Alexis Pinturault, à la FIS d'Aspen, dans le Colorado, le 19 mars 2017 / © EZRA SHAW / GETTY IMAGES NORTH AMERICA / AFP
Alexis Pinturault, à la FIS d'Aspen, dans le Colorado, le 19 mars 2017 / © EZRA SHAW / GETTY IMAGES NORTH AMERICA / AFP

Cap sur Levi et le slalom qui lui a fait souvent perdre le Nord : privé du géant d'ouverture, annulé le 29 octobre à Sölden à cause du vent violent, Alexis Pinturault entend relancer un cycle vertueux entre les piquets serrés dimanche en Finlande.

Par Cécilia Sanchez (avec AFP)

Au pays du Père Noël, le meilleur skieur français ressort de sa hotte une discipline qui lui donne beaucoup de plaisir aux entraînements, mais des résultats irréguliers. "On a mis l'accent sur le slalom cet été, on a beaucoup travaillé, notamment à Ushuaïa où on s'est confrontés avec Victor (Muffat-Jeandet) aux Slovènes, aux Italiens, aux Britanniques, notamment Dave Ryding. Techniquement, je pense avoir progressé, alors que l'an dernier j'avais régressé", explique Pinturault depuis Sola (nord-est), où les slalomeurs tricolores ont parfait leur préparation.

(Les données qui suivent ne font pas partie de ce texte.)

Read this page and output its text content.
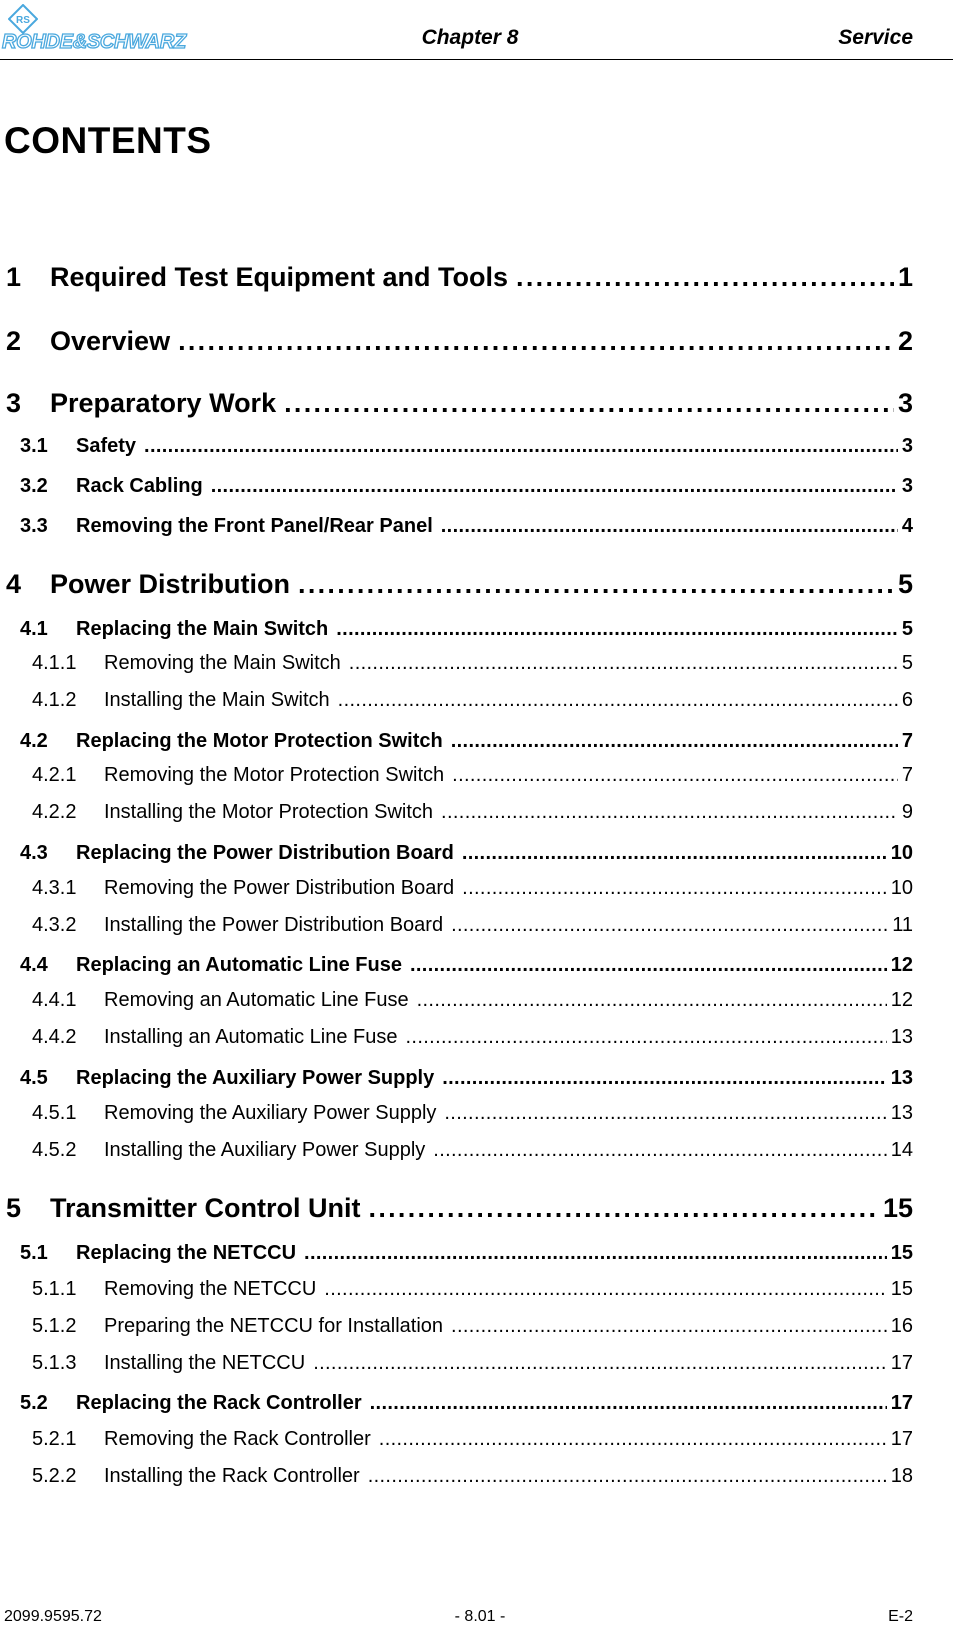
RS
ROHDE&SCHWARZ	Chapter 8	Service
CONTENTS
1	Required Test Equipment and Tools . . .	1
2	Overview . . .	2
3	Preparatory Work . . .	3
3.1	Safety . . .	3
3.2	Rack Cabling . . .	3
3.3	Removing the Front Panel/Rear Panel . . .	4
4	Power Distribution . . .	5
4.1	Replacing the Main Switch . . .	5
4.1.1	Removing the Main Switch . . .	5
4.1.2	Installing the Main Switch . . .	6
4.2	Replacing the Motor Protection Switch . . .	7
4.2.1	Removing the Motor Protection Switch . . .	7
4.2.2	Installing the Motor Protection Switch . . .	9
4.3	Replacing the Power Distribution Board . . .	10
4.3.1	Removing the Power Distribution Board . . .	10
4.3.2	Installing the Power Distribution Board . . .	11
4.4	Replacing an Automatic Line Fuse . . .	12
4.4.1	Removing an Automatic Line Fuse . . .	12
4.4.2	Installing an Automatic Line Fuse . . .	13
4.5	Replacing the Auxiliary Power Supply . . .	13
4.5.1	Removing the Auxiliary Power Supply . . .	13
4.5.2	Installing the Auxiliary Power Supply . . .	14
5	Transmitter Control Unit . . .	15
5.1	Replacing the NETCCU . . .	15
5.1.1	Removing the NETCCU . . .	15
5.1.2	Preparing the NETCCU for Installation . . .	16
5.1.3	Installing the NETCCU . . .	17
5.2	Replacing the Rack Controller . . .	17
5.2.1	Removing the Rack Controller . . .	17
5.2.2	Installing the Rack Controller . . .	18
2099.9595.72	- 8.01 -	E-2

On a mis l'accent sur le slalom cet été, on a beaucoup travaillé
 


Le skieur de Courchevel avait au moins deux bonnes raisons de "remettre l'accent sur le slalom", la discipline qui offre le plus de points avec 10 épreuves et deux parallèles au calendrier. Or, le Savoyard a besoin de ce "matelas" de points, qui a manqué lors des précédentes campagnes, s'il veut enfin soulever en mars prochain le gros globe de cristal, le trophée le plus convoité de la Coupe du monde, après avoir terminé trois fois troisième au général.




Retrouver le fil

Et puis Pinturault, âgé de 26 ans, veut retrouver le fil de ses deux victoires majeures en slalom, qui commencent à dater, à Val d'Isère (8 décembre 2012) et à Wengen (19 janvier 2014). En outre, aller défier sur leur terrain de prédilection l'Autrichien Marcel Hirscher et le Norvégien Henrik Kristoffersen, c'est la bonne démarche psychologique et tactique.

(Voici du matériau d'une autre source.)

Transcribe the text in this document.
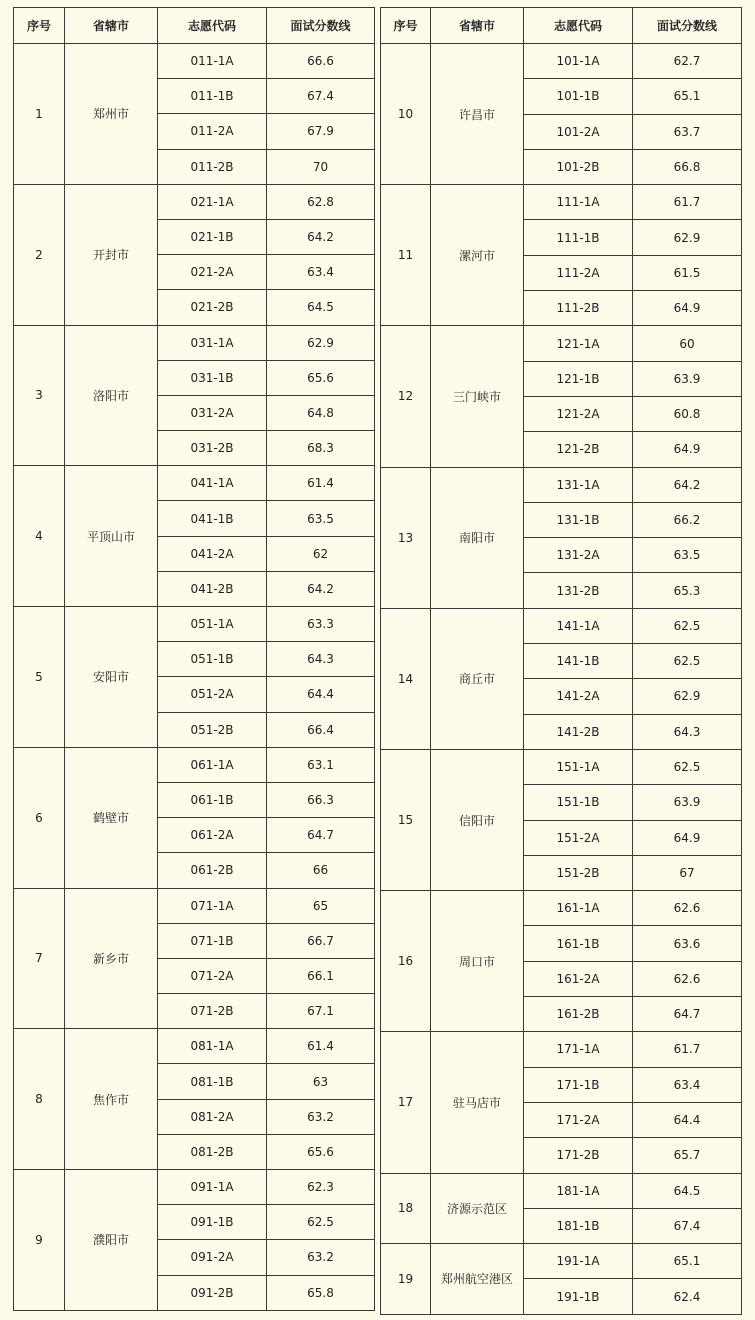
序号	省辖市	志愿代码	面试分数线
1	郑州市	011-1A	66.6
		011-1B	67.4
		011-2A	67.9
		011-2B	70
2	开封市	021-1A	62.8
		021-1B	64.2
		021-2A	63.4
		021-2B	64.5
3	洛阳市	031-1A	62.9
		031-1B	65.6
		031-2A	64.8
		031-2B	68.3
4	平顶山市	041-1A	61.4
		041-1B	63.5
		041-2A	62
		041-2B	64.2
5	安阳市	051-1A	63.3
		051-1B	64.3
		051-2A	64.4
		051-2B	66.4
6	鹤壁市	061-1A	63.1
		061-1B	66.3
		061-2A	64.7
		061-2B	66
7	新乡市	071-1A	65
		071-1B	66.7
		071-2A	66.1
		071-2B	67.1
8	焦作市	081-1A	61.4
		081-1B	63
		081-2A	63.2
		081-2B	65.6
9	濮阳市	091-1A	62.3
		091-1B	62.5
		091-2A	63.2
		091-2B	65.8
序号	省辖市	志愿代码	面试分数线
10	许昌市	101-1A	62.7
		101-1B	65.1
		101-2A	63.7
		101-2B	66.8
11	漯河市	111-1A	61.7
		111-1B	62.9
		111-2A	61.5
		111-2B	64.9
12	三门峡市	121-1A	60
		121-1B	63.9
		121-2A	60.8
		121-2B	64.9
13	南阳市	131-1A	64.2
		131-1B	66.2
		131-2A	63.5
		131-2B	65.3
14	商丘市	141-1A	62.5
		141-1B	62.5
		141-2A	62.9
		141-2B	64.3
15	信阳市	151-1A	62.5
		151-1B	63.9
		151-2A	64.9
		151-2B	67
16	周口市	161-1A	62.6
		161-1B	63.6
		161-2A	62.6
		161-2B	64.7
17	驻马店市	171-1A	61.7
		171-1B	63.4
		171-2A	64.4
		171-2B	65.7
18	济源示范区	181-1A	64.5
		181-1B	67.4
19	郑州航空港区	191-1A	65.1
		191-1B	62.4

"Je me suis bien entraîné cet été, techniquement et physiquement, je suis prêt à encaisser l'ensemble de l'hiver", renchérit Pinturault, fort désormais d'une préparation personnalisée. Retrouver la confiance, une donnée essentielle en slalom, c'est primordial pour Pinturault mais aussi l'ensemble des slalomeurs tricolores, en manque de résultats, souligne l'entraîneur italien Simone Del Dio.


Un groupe qui a belle allure

Le groupe a pourtant belle allure, confluence d'expérience (Julien Lizeroux de Moutiers en Savoie et le double champion du monde de slalom Jean-Baptiste Grange), de jeunesse (Clément Noël/Robin Buffet) et de polyvalence (Pinturault et Muffat-Jeandet). 

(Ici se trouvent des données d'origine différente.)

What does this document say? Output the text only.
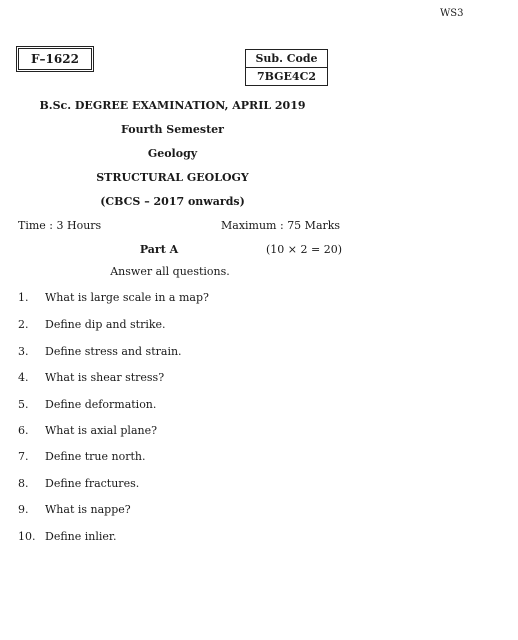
WS3
F–1622	Sub. Code
7BGE4C2
B.Sc. DEGREE EXAMINATION, APRIL 2019
Fourth Semester
Geology
STRUCTURAL GEOLOGY
(CBCS – 2017 onwards)
Time : 3 Hours	Maximum : 75 Marks
Part A	(10 × 2 = 20)
Answer all questions.
1. What is large scale in a map?
2. Define dip and strike.
3. Define stress and strain.
4. What is shear stress?
5. Define deformation.
6. What is axial plane?
7. Define true north.
8. Define fractures.
9. What is nappe?
10. Define inlier.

Le sextuple vainqueur de la Coupe du monde Hirscher a annoncé seulement ce vendredi vouloir prendre le départ dimanche et signer ainsi son retour à la compétition deux mois après s'être fracturé la malléole à l'entraînement.

Côté dames, quatre Bleues, dont la débutante savoyarde Johanna Boeuf, prendront le départ samedi.